Basic definition of odds and rates:

If you have 6 red balls and 4 blue balls in a bag, the odds (ratio) of picking out a red ball is 6:4 or 3:2 or 1.5. The probability (rate) of picking a red ball is 6/10 or 0.6. Probability can be expressed either as a proportion as above (i.e. 0.6) or as a percentage by multiplying by 100 (i.e. 60%). Odds are never expressed as a percentage. When doing calculations with rates make sure you know if it is a proportion or a percentage that you are dealing with. Often it is best to only change to a percentage at the end of the calculation to avoid confusion.

Consider a study where treatment or exposure is given to one group and placebo or no exposure to the other group. Disease incidence is then measured in each group. It is possible to express the difference between the two groups in various ways. Different ways of expressing the difference are appropriate for different types of studies.

Disease / No disease
Treatment or exposure = experimental / a / b
Placebo or no exposure = control / c / d

N.B. the control group may not be taking a placebo but an established drug as it would be unethical for example, to compare a new chemotherapy agent to placebo if there is already an established treatment.

Basic expression of data:

Control event rate = rate of disease in placebo group = c/c+d (x100 if want to express it as a percentage) = those who have the disease who are in the control group/all those in the control group

Experimental event rate = rate of disease in the treated/exposed group = a/a+b (x100 if you want to express it as a percentage) = those who have the disease who are in the experimental group / all those in the experimental group

Ideally you would hope that if the factor being studied is a treatment then the EER should be lower than to CER. If exposure to a risk factor is being studied then the EER should be higher than the CER. (This may not always be the case if the treatment is actually worse than placebo or the possible risk factor is protective!)

Control event odds = c/d = those who have the disease who are in the control group/those who don’t have the disease who are in the control group (never expressed as a percentage)

Experimental event odds = a/b = those who have the disease who are in the experimental group/those who don’t have the disease who are in the experimental group (never expressed as a percentage)

These basic expressions of the data can be manipulated to show differences between the two groups:

Absolute risk reduction (attributable risk) is the most basic method where you simply subtract one rate from the other to show the proportion (or percentage) of cases that can be considered to be due to the exposure or reduction that can be considered to be due to the treatment. (For studying a treatment where EER is likely to be less than CER then = CER-EER, for studying an exposure where EER is likely to be greater than CER then = EER-CER)

Relative risk difference = ARR/CER (x100 to express as a percentage) (make sure ARR and CER are both expressed either as a proportion or a percentage before calculating this)

Risk ratio (risk ratio) = EER/CER (this is not expressed as a percentage as it is an odds of the rates!) (1= no difference between the two groups)

Odds ratio = EEO/CEO (never expressed as a percentage) (1=no difference between the two groups)

Another number that can be calculated from this basic data is the Number Needed to Treat.

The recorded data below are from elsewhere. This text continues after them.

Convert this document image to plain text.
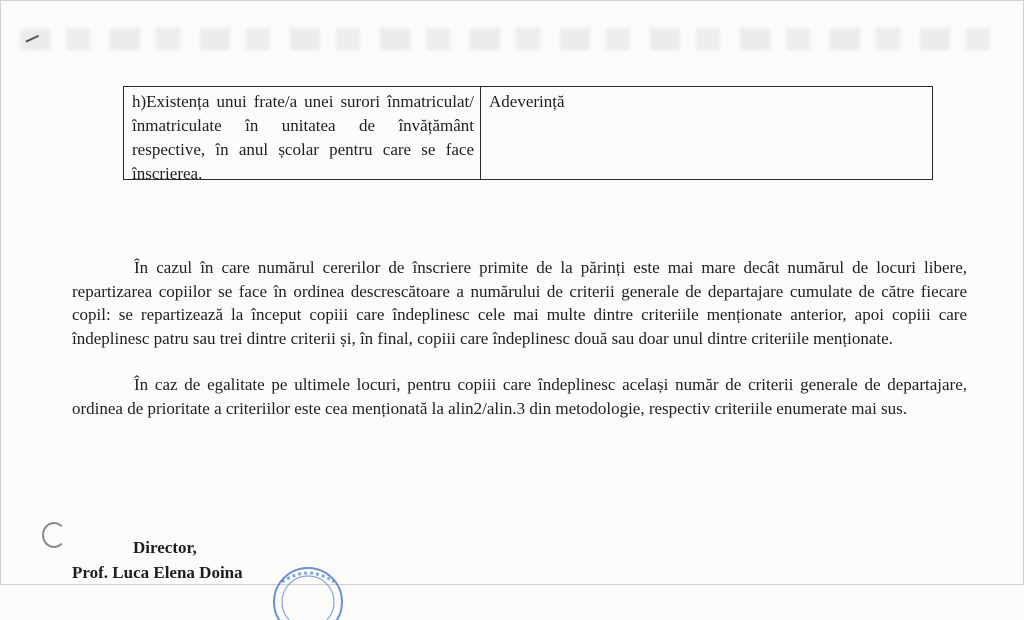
h)Existența unui frate/a unei surori înmatriculat/înmatriculate în unitatea de învățământ respective, în anul școlar pentru care se face înscrierea.
Adeverință

În cazul în care numărul cererilor de înscriere primite de la părinți este mai mare decât numărul de locuri libere, repartizarea copiilor se face în ordinea descrescătoare a numărului de criterii generale de departajare cumulate de către fiecare copil: se repartizează la început copiii care îndeplinesc cele mai multe dintre criteriile menționate anterior, apoi copiii care îndeplinesc patru sau trei dintre criterii și, în final, copiii care îndeplinesc două sau doar unul dintre criteriile menționate.

În caz de egalitate pe ultimele locuri, pentru copiii care îndeplinesc același număr de criterii generale de departajare, ordinea de prioritate a criteriilor este cea menționată la alin2/alin.3 din metodologie, respectiv criteriile enumerate mai sus.

Director,
Prof. Luca Elena Doina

I haven’t been able to come up with an explanation for this equation but you just need to remember that:

NNT = 1/ARR (x100 if ARR was expressed as a percentage)

Types of Study

Cohort – looks at outcomes in groups which are divided by their risk factors, used to assess harm or risk (e.g. risk of diabetes in breast-fed and non-breast-fed babies in the future). Use relative risk.

Case control – looks back at risk factors in patients with and without a condition, used to assess aetiology of rare conditions (e.g. were teenagers with leukaemia more likely to have lived near an electricity pylon as a child). Use odds ratio.